2. No, this doesn’t mean you’re taking on the role of employer. Or parent. As demonstrated in the scenario above, our community is well prepared to step up - so having someone on site who’s armed with pertinent information about pre-existing conditions fits naturally within the BizDojo’s framework of support.
3. Identify who in your space has First Aid experience. We didn’t know that one of our residents was a St.-John’s-trained first responder until the incident above, and we’re now in the process of identifying residents with First Aid training by marking their photo on our kitchen facewall with a little red cross so that the whole community knows who their resources are in an emergency.
4. Don’t assume that ‘common sense’ will be enough in the moment. When sh*t hits the fan, it’s amazing how quickly most of us dumb down. Giving people a template of what to do in an emergency does actually work! Even if not every single detail of your health and safety plan is remembered, the broad strokes will be there to guide your staff and residents in the right direction.

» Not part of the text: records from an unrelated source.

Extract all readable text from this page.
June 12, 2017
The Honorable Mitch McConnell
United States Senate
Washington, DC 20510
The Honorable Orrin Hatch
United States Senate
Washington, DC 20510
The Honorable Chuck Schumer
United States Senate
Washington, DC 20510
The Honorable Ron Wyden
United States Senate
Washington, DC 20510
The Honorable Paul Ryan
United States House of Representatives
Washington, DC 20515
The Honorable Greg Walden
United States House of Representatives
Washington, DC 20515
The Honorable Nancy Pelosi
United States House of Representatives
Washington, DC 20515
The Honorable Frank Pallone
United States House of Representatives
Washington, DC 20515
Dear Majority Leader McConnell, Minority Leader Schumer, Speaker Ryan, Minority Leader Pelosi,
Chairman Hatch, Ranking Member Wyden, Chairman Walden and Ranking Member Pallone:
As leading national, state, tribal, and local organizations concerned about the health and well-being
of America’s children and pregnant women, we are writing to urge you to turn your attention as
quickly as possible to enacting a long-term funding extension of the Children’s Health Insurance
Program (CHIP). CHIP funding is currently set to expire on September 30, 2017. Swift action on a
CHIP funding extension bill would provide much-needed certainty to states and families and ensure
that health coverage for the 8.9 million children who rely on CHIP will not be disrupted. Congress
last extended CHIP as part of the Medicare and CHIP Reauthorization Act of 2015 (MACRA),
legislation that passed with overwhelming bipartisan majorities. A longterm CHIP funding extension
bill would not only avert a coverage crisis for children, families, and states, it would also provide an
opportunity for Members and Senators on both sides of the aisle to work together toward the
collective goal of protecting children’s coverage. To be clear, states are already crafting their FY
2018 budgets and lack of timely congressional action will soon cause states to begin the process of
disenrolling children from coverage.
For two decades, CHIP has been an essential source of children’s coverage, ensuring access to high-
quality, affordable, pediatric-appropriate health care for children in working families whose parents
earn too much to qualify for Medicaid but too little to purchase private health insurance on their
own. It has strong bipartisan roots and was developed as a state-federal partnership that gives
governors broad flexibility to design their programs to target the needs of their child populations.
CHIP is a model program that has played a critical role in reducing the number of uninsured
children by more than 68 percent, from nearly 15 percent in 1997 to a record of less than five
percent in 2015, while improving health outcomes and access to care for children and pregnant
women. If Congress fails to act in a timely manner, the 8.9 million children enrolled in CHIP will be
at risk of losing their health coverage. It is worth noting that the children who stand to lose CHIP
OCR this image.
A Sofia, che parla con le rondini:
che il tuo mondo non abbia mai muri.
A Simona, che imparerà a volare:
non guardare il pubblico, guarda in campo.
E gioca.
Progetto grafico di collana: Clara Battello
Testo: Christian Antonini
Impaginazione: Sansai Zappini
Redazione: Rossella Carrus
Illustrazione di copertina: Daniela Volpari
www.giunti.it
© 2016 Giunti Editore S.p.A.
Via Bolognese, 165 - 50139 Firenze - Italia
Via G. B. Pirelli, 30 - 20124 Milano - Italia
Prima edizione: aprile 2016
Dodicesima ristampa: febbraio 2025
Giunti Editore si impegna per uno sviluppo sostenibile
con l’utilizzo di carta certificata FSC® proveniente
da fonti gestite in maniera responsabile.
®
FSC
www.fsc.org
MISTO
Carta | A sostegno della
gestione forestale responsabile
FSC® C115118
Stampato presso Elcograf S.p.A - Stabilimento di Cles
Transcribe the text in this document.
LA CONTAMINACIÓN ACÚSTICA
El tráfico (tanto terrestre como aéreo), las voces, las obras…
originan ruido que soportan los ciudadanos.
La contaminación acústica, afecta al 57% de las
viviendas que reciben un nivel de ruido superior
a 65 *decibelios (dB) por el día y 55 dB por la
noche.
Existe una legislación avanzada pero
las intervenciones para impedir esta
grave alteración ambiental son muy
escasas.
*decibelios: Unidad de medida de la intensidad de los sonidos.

5. You may not always be needed in a particular emergency. Just because you may be the boss, the Community Manager, or the one who wrote the health and safety plan doesn’t mean you’re automatically the best person to help in the moment. In the case above, I knew that someone had called 111, I knew our resident was surrounded by people she had solid personal relationships with outside of work, and I checked in with those people to make sure they felt comfortable staying with her and walking through the process with the paramedics. I decided that I did not need to be there to add to the clutter or number of voices. My job from that moment on became running interference with other passers-by, assuring them that the situation was under control and that nobody needed to ogle.
And, for the record, our resident with the allergic reaction? A few other residents covered shifts at the hospital and then brought her home. And she’s doing just fine.